Exploring the impact of multimorbidity onset and treatment timing on work absence: causal analysis using longitudinal data

Supervisors: 

Dr Atul Anand, Centre for Cardiovascular Science (University of Edinburgh)

Dr Clare MacRae, Usher Institute (University of Edinburgh)

Prof Nazir Lone, Usher Institute (University of Edinburgh)

Summary: 

The rise of long-term conditions and multimorbidity in working-age populations represents a growing public health and economic concern. Sickness absence and unemployment have long-term consequences not only for income but also for future health. Yet, we do not clearly understand how multimorbidity is associated with time lost from work, nor how the timing of diagnosis, or specialist treatment shapes that impact. It is likely that this burden is not equally distributed across the UK population, and understanding the relationship between health and work, including the intersectionality of these impacts, is essential for designing interventions that promote health equity and workforce participation.
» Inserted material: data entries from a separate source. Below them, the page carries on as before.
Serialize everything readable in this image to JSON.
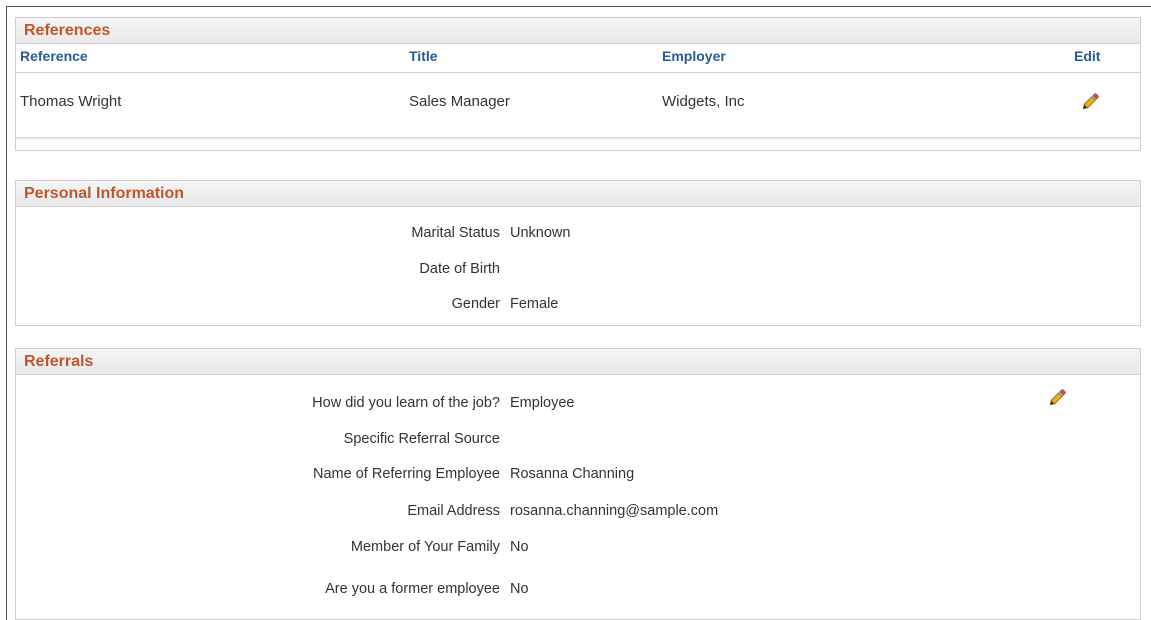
{
  "references": {
    "title": "References",
    "columns": {
      "reference": "Reference",
      "title": "Title",
      "employer": "Employer",
      "edit": "Edit"
    },
    "rows": [
      {
        "reference": "Thomas Wright",
        "title": "Sales Manager",
        "employer": "Widgets, Inc",
        "edit_icon": "pencil-icon"
      }
    ]
  },
  "personal": {
    "title": "Personal Information",
    "fields": [
      {
        "label": "Marital Status",
        "value": "Unknown"
      },
      {
        "label": "Date of Birth",
        "value": ""
      },
      {
        "label": "Gender",
        "value": "Female"
      }
    ]
  },
  "referrals": {
    "title": "Referrals",
    "edit_icon": "pencil-icon",
    "fields": [
      {
        "label": "How did you learn of the job?",
        "value": "Employee"
      },
      {
        "label": "Specific Referral Source",
        "value": ""
      },
      {
        "label": "Name of Referring Employee",
        "value": "Rosanna Channing"
      },
      {
        "label": "Email Address",
        "value": "rosanna.channing@sample.com"
      },
      {
        "label": "Member of Your Family",
        "value": "No"
      },
      {
        "label": "Are you a former employee",
        "value": "No"
      }
    ]
  },
  "colors": {
    "section_title": "#c0572a",
    "column_header": "#2a5d8f"
  }
}
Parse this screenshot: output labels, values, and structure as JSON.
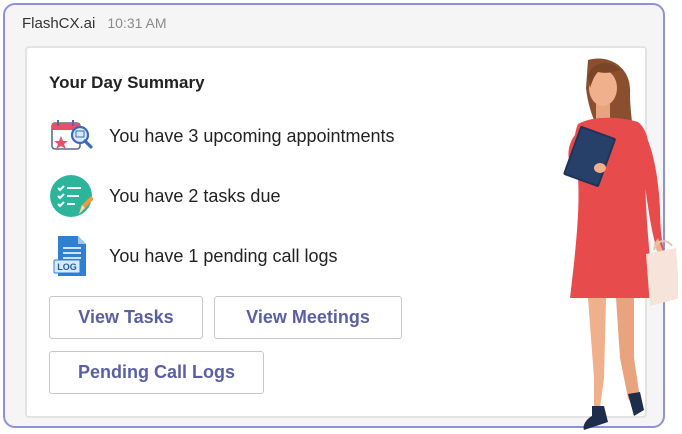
{
  "message": {
    "sender": "FlashCX.ai",
    "time": "10:31 AM"
  },
  "card": {
    "title": "Your Day Summary",
    "items": [
      {
        "icon": "calendar-search-icon",
        "text": "You have 3 upcoming appointments"
      },
      {
        "icon": "task-checklist-icon",
        "text": "You have 2 tasks due"
      },
      {
        "icon": "log-document-icon",
        "text": "You have 1 pending call logs",
        "icon_label": "LOG"
      }
    ],
    "buttons": {
      "view_tasks": "View Tasks",
      "view_meetings": "View Meetings",
      "pending_call_logs": "Pending Call Logs"
    }
  },
  "colors": {
    "frame_border": "#8d92d8",
    "button_text": "#5a5fa4",
    "dress": "#e84b4b",
    "task_icon_bg": "#2db59b"
  }
}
Using rich, linked health and administrative data from NHS Lothian (Scotland) and Bradford (England), the student will develop data science methods to identify untreated and/or active disease and apply advanced causal inference techniques to model the impact on employment outcomes. A key focus will be understanding how this burden varies by long-term condition, sex, age, income, and other demographic factors - helping identify opportunities for targeted policy intervention. The student will gain experience working with complex, longitudinal datasets, and develop advanced skills in population health research including causal inference.